# Will a vector at 45° be larger or smaller than its horizontal and vertical components?

Mar 10, 2018

It will be larger

#### Explanation:

A vector at 45 degrees is the same thing as the hypotenuse of an isosceles right triangle.

So, assume you have a vertical component and a horizontal component each of one unit. By the Pythagorean Theorem, the hypotenuse, which is the magnitude of your 45 degree vector will be

$\sqrt{{1}^{2} + {1}^{2}} = \sqrt{2}$

$\sqrt{2}$ is approximately 1.41, so the magnitude is larger than either the vertical or horizontal component

Mar 14, 2018

Larger

#### Explanation:

Any vector that is not parallel with one of the independent reference (basis) vectors (often, but not always, taken to lie on the x and y axes in the Euclidean plane, particularly when introducing the idea in a mathematics course) will be larger than its component vectors because of the triangle inequality.

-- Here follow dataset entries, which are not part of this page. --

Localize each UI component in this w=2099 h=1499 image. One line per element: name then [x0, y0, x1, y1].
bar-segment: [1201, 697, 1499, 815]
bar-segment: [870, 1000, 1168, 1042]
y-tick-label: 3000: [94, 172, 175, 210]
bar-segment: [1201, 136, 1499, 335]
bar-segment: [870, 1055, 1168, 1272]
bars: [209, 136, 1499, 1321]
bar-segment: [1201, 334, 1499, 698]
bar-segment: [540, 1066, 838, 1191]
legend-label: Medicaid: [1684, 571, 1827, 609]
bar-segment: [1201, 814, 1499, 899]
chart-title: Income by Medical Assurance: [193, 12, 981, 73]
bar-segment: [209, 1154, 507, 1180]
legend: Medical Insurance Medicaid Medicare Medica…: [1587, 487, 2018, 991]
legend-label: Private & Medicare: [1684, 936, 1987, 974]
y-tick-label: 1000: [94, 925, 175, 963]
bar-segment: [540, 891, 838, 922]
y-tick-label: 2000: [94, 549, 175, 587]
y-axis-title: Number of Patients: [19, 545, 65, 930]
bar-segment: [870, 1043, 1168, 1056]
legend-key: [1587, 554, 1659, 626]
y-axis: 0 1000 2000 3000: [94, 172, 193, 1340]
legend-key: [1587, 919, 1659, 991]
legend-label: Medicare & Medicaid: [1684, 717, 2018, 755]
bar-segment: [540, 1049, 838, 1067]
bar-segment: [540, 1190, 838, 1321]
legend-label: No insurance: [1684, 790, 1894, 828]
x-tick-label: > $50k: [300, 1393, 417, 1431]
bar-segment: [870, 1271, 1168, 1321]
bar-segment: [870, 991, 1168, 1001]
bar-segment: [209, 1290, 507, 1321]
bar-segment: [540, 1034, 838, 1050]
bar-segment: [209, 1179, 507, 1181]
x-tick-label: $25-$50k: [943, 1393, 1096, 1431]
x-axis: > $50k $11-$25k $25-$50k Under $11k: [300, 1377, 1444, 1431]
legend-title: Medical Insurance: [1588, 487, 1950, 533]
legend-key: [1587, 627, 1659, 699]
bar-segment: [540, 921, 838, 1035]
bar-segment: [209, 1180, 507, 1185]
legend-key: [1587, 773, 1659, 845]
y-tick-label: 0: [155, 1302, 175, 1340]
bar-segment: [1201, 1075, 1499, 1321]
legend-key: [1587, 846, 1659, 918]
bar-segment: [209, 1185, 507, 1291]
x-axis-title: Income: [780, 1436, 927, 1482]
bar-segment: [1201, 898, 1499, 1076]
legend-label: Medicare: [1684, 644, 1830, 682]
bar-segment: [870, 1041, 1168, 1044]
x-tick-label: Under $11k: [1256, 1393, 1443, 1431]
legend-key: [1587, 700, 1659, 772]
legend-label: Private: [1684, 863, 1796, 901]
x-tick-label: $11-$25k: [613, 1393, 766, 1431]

There is a proof in the famous book "Euclid's Elements" for the case of vectors in the two dimensional (Euclidean) plane.

So, taking the positive x and y axes as the respective directions of the horizontal and vertical components:

The vector at 45 degrees is not parallel with either the x or the y axis. Therefore, by the triangle inequality, it is larger than either of its components.